For this reason, Dr. Tymianski’s team are also conducting a second Phase 3 trial. This study is enrolling patients who have already arrived to the hospital, and have had their stroke confirmed by a CT scan. In this study, NA-1 is being tested as an adjuvant to endovascular stroke therapy—a treatment that results in restoration of blood flow to the brain by removing the blood clot that is blocking a major brain artery. Dr. Tymianski’s team have shown in primates that giving NA-1 in this scenario produces a significant neurological improvement in the study animals.6 This clinical trial, called “ESCAPE-NA-1” is being conducted globally (in Canada, the USA, Europe, South Korea, and Australia) and will provide an answer in approximately 3 years.

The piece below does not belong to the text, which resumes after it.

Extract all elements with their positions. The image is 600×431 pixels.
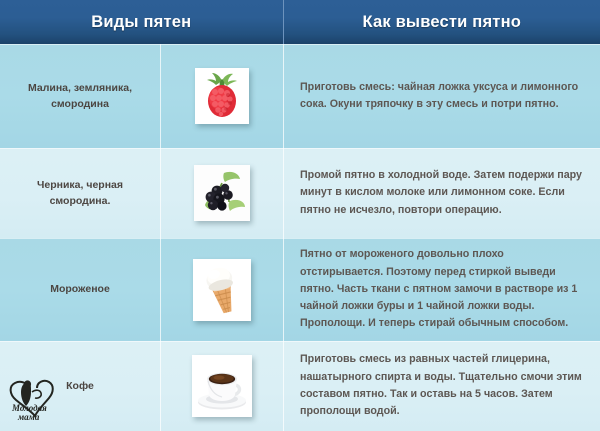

As I listened to Dr. Tymianski recount his story, it struck me that as his entire career has been building up, each piece of the puzzle falling—slowly—into place. At this point, there is only one thing left for him to do: bring NA-1 to the clinic as a first-line defense for stroke. Science has driven his approach to drug development and, in his words, “Science wins in the end.”



  1. Tymianski M, Charlton MP, Carlen PL, Tator CH. Source specificity of early calcium neurotoxicity in cultured embryonic spinal neurons. J Neurosci Off J Soc Neurosci. 1993 May;13(5):2085–104.
  2. Kornau HC, Schenker LT, Kennedy MB, Seeburg PH. Domain interaction between NMDA receptor subunits and the postsynaptic density protein PSD-95. Science. 1995 Sep 22;269(5231):1737–40.
  3. Sattler R, Xiong Z, Lu WY, Hafner M, MacDonald JF, Tymianski M. Specific coupling of NMDA receptor activation to nitric oxide neurotoxicity by PSD-95 protein. Science. 1999 Jun 11;284(5421):1845–8.
  4. Nagahara H, Vocero-Akbani AM, Snyder EL, Ho A, Latham DG, Lissy NA, et al. Transduction of full-length TAT fusion proteins into mammalian cells: TAT-p27Kip1 induces cell migration. Nat Med. 1998 Dec;4(12):1449–52.
  5. Aarts M, Liu Y, Liu L, Besshoh S, Arundine M, Gurd JW, et al. Treatment of ischemic brain damage by perturbing NMDA receptor- PSD-95 protein interactions. Science. 2002 Oct 25;298(5594):846–50.
  6. Cook DJ, Teves L, Tymianski M. Treatment of stroke with a PSD-95 inhibitor in the gyrencephalic primate brain. Nature. 2012 Mar 8;483(7388):213–7.